Marijuana plants have undergone a huge genetic alteration over the last 20 years to get a higher THC content.   American cannabis plants have been interbred with the plants native to central Asia, where it is believed that the high THC content protected the plants from the sun. THC is the ingredient in marijuana which produces a high, now often as high as 20%, compared to an average around 1-3% in the 1970s.

Marijuana advocates who say “drug wars don’t work,”  play into current anti-government sentiments.  They say those who don’t agree with marijuana must be taking money from the drug-making companies, the police unions, alcohol industry, the prison or prison guard industry.  Otherwise, how could anyone not believe in their psychotropic drug that has been manipulated — to become stronger and to work medical miracles, as they claim? Now it’s revealed that the alcohol industry doesn’t care, and big pharmaceuticals aren’t fight it. In their twisted logic, marijuana financiers say the US has created cartel violence in Mexico. Violence of course has many causes including poverty.

childrendrugdeals
Photo courtesy of http://killthedemand.com/mm.html

Most marijuana is grown in the US now.  So Mexican cartels have moved into the heroin trade, and they have strong demand in the US.  There’s also evidence that cartels have moved out of Colorado into Central America, and are causing our heroin epidemic today.

Drug Policy – Violence Theory

The drug policy – violence theory also demonstrates a poor understanding of the nature of humanity.  Gangs and cartels are money-making paths that bring profits quickly.  Anyone can be lured into the profit motive without fully thinking of the harm, particularly when a person is young and risky behaviors make it seem exciting.  There is a certain “high” that comes from evading the law.
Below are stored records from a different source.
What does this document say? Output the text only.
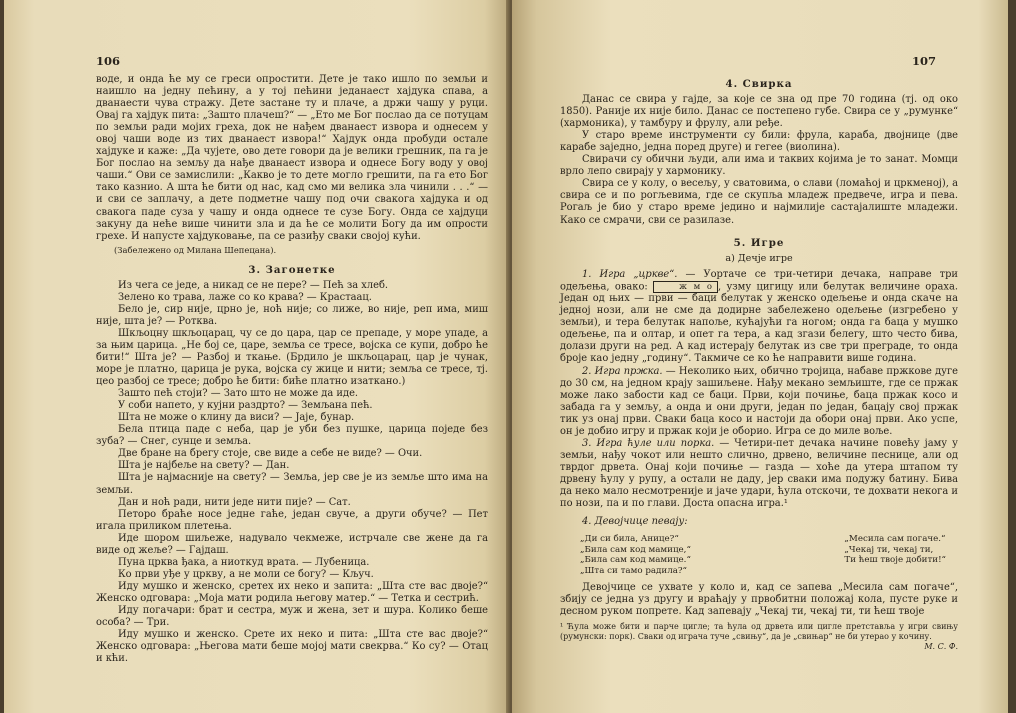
106

воде, и онда ће му се греси опростити. Дете је тако ишло по земљи и наишло на једну пећину, а у тој пећини једанаест хајдука спава, а дванаести чува стражу. Дете застане ту и плаче, а држи чашу у руци. Овај га хајдук пита: „Зашто плачеш?“ — „Ето ме Бог послао да се потуцам по земљи ради мојих греха, док не нађем дванаест извора и однесем у овој чаши воде из тих дванаест извора!“ Хајдук онда пробуди остале хајдуке и каже: „Да чујете, ово дете говори да је велики грешник, па га је Бог послао на земљу да нађе дванаест извора и однесе Богу воду у овој чаши.“ Ови се замислили: „Какво је то дете могло грешити, па га ето Бог тако казнио. А шта ће бити од нас, кад смо ми велика зла чинили . . .“ — и сви се заплачу, а дете подметне чашу под очи свакога хајдука и од свакога паде суза у чашу и онда однесе те сузе Богу. Онда се хајдуци закуну да неће више чинити зла и да ће се молити Богу да им опрости грехе. И напусте хајдуковање, па се разиђу сваки својој кући.

(Забележено од Милана Шепецана).
3. Загонетке

Из чега се једе, а никад се не пере? — Пећ за хлеб.

Зелено ко трава, лаже со ко крава? — Крастаац.

Бело је, сир није, црно је, ноћ није; со лиже, во није, реп има, миш није, шта је? — Ротква.

Шкљоцну шкљоцарац, чу се до цара, цар се препаде, у море упаде, а за њим царица. „Не бој се, царе, земља се тресе, војска се купи, добро ће бити!“ Шта је? — Разбој и ткање. (Брдило је шкљоцарац, цар је чунак, море је платно, царица је рука, војска су жице и нити; земља се тресе, тј. цео разбој се тресе; добро ће бити: биће платно изаткано.)

Зашто пећ стоји? — Зато што не може да иде.

У соби напето, у кујни раздрто? — Земљана пећ.

Шта не може о клину да виси? — Јаје, бунар.

Бела птица паде с неба, цар је уби без пушке, царица поједе без зуба? — Снег, сунце и земља.

Две бране на брегу стоје, све виде а себе не виде? — Очи.

Шта је најбеље на свету? — Дан.

Шта је најмасније на свету? — Земља, јер све је из земље што има на земљи.

Дан и ноћ ради, нити једе нити пије? — Сат.

Петоро браће носе једне гаће, један свуче, а други обуче? — Пет игала приликом плетења.

Иде шором шиљеже, надувало чекмеже, истрчале све жене да га виде од жеље? — Гајдаш.

Пуна црква ђака, а ниоткуд врата. — Лубеница.

Ко први уђе у цркву, а не моли се богу? — Кључ.

Иду мушко и женско, сретех их неко и запита: „Шта сте вас двоје?“ Женско одговара: „Моја мати родила његову матер.“ — Тетка и сестрић.

Иду погачари: брат и сестра, муж и жена, зет и шура. Колико беше особа? — Три.

Иду мушко и женско. Срете их неко и пита: „Шта сте вас двоје?“ Женско одговара: „Његова мати беше мојој мати свекрва.“ Ко су? — Отац и кћи.

107
4. Свирка

Данас се свира у гајде, за које се зна од пре 70 година (тј. од око 1850). Раније их није било. Данас се постепено губе. Свира се у „румунке“ (хармоника), у тамбуру и фрулу, али ређе.

У старо време инструменти су били: фрула, карабa, двојнице (две карабе заједно, једна поред друге) и гегеe (виолина).

Свирачи су обични људи, али има и таквих којима је то занат. Момци врло лепо свирају у хармонику.

Свира се у колу, о весељу, у сватовима, о слави (ломаћој и цркменој), а свира се и по рогљевима, где се скупља младеж предвече, игра и пева. Рогаљ је био у старо време једино и најмилије састајалиште младежи. Како се смрачи, сви се разилазе.

5. Игре
а) Дечје игре

1. Игра „цркве“. — Уортаче се три-четири дечака, направе три одељења, овако:	ж м о , узму цигицу или белутак величине ораха. Један од њих — први — баци белутак у женско одељење и онда скаче на једној нози, али не сме да додирне забележено одељење (изгребено у земљи), и тера белутак напоље, кућајући га ногом; онда га баца у мушко одељење, па и олтар, и опет га тера, а кад згази белегу, што често бива, долази други на ред. А кад истерају белутак из све три преграде, то онда броје као једну „годину“. Такмиче се ко ће направити више година.

2. Игра пржка. — Неколико њих, обично тројица, набаве пржкове дуге до 30 см, на једном крају зашиљене. Нађу мекано земљиште, где се пржак може лако забости кад се баци. Први, који почиње, баца пржак косо и забада га у земљу, а онда и они други, један по један, бацају свој пржак тик уз онај први. Сваки баца косо и настоји да обори онај први. Ако успе, он је добио игру и пржак који је оборио. Игра се до миле воље.

3. Игра ћуле или порка. — Четири-пет дечака начине повећу јаму у земљи, нађу чокот или нешто слично, дрвено, величине песнице, али од тврдог дрвета. Онај који почиње — газда — хоће да утера штапом ту дрвену ћулу у рупу, а остали не даду, јер сваки има подужу батину. Бива да неко мало несмотреније и јаче удари, ћула отскочи, те дохвати некога и по нози, па и по глави. Доста опасна игра.¹

4. Девојчице певају:

„Ди си била, Анице?“
„Била сам код мамице,“
„Била сам код мамице.“
„Шта си тамо радила?“
„Месила сам погаче.“
„Чекај ти, чекај ти,
Ти ћеш твоје добити!“

Девојчице се ухвате у коло и, кад се запева „Месила сам погаче“, збију се једна уз другу и враћају у првобитни положај кола, пусте руке и десном руком попрете. Кад запевају „Чекај ти, чекај ти, ти ћеш твоје

¹ Ћула може бити и парче цигле; та ћула од дрвета или цигле претставља у игри свињу (румунски: порк). Сваки од играча туче „свињу“, да је „свињар“ не би утерао у кочину.
М. С. Ф.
Criminal businesses will be always be attractive to both the rich and the poor.  Some cartel leaders are well-educated and even rich.  If it were only about income inequality, many would get out of the drug trade sooner.  We need to foster opportunities for the poor, so they don’t see drug dealing as the only route out of poverty.  Regardless of circumstances, the dealers, gangs and cartels are hungry for power.  They wouldn’t lose power over people, if pot became legal! They would branch out to other crimes such as human trafficking, and to stronger drugs.
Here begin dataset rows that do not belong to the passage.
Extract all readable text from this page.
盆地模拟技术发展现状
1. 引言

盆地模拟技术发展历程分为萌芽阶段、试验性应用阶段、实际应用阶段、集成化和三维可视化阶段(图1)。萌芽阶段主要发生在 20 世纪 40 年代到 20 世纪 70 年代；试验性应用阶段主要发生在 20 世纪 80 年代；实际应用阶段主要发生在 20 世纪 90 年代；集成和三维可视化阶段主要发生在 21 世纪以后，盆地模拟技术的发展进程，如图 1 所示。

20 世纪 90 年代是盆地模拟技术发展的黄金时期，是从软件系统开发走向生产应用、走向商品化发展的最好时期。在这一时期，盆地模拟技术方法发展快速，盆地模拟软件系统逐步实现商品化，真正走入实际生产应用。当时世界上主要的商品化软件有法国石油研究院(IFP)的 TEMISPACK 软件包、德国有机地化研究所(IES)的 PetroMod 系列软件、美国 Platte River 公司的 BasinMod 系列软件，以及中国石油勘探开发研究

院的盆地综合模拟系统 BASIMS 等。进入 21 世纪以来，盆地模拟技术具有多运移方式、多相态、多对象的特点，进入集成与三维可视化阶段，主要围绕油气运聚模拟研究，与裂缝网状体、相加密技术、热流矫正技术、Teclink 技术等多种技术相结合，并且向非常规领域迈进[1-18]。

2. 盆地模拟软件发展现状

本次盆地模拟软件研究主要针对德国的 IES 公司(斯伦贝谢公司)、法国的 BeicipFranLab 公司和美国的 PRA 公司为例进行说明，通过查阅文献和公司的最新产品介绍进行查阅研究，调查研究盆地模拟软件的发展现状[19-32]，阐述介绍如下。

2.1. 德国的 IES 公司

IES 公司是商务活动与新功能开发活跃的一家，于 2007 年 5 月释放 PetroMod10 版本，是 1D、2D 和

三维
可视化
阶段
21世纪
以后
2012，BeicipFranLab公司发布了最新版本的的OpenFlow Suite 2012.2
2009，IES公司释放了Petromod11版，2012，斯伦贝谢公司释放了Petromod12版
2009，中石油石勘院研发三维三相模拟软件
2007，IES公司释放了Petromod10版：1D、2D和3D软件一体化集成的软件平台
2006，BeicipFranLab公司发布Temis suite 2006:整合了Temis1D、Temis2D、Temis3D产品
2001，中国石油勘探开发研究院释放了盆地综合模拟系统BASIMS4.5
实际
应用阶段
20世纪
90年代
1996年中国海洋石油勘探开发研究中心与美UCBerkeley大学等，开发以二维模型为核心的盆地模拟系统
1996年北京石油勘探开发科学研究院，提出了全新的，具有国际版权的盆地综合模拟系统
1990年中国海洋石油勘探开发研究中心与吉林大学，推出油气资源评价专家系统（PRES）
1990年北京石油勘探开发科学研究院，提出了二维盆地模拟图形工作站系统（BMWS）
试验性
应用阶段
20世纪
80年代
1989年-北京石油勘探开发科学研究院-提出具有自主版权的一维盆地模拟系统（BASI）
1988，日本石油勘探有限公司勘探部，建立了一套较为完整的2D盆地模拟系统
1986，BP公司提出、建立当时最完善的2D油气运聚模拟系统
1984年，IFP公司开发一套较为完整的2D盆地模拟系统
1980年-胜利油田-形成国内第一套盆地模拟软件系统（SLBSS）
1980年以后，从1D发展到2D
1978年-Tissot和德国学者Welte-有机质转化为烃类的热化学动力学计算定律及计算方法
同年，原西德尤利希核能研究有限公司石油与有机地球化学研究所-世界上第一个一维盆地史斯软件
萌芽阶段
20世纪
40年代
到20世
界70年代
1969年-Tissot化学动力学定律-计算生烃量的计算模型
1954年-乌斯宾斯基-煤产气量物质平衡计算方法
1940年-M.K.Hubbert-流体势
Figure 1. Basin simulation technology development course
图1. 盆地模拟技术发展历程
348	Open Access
Photo courtesy of http://killthedemand.com/mm.html
Photo courtesy of http://killthedemand.com/mm.html

Anyone who believe drug wars totally failed should explain:  Why  don’t we hear about Medillín Cartel any longer?  We should be happy that cocaine and crack are less prevalent in the US.

Those who criticize the Drug Enforcement Agency (DEA) need to realize that the child abuse that comes with drug usage is much greater than mistakes made by the DEA.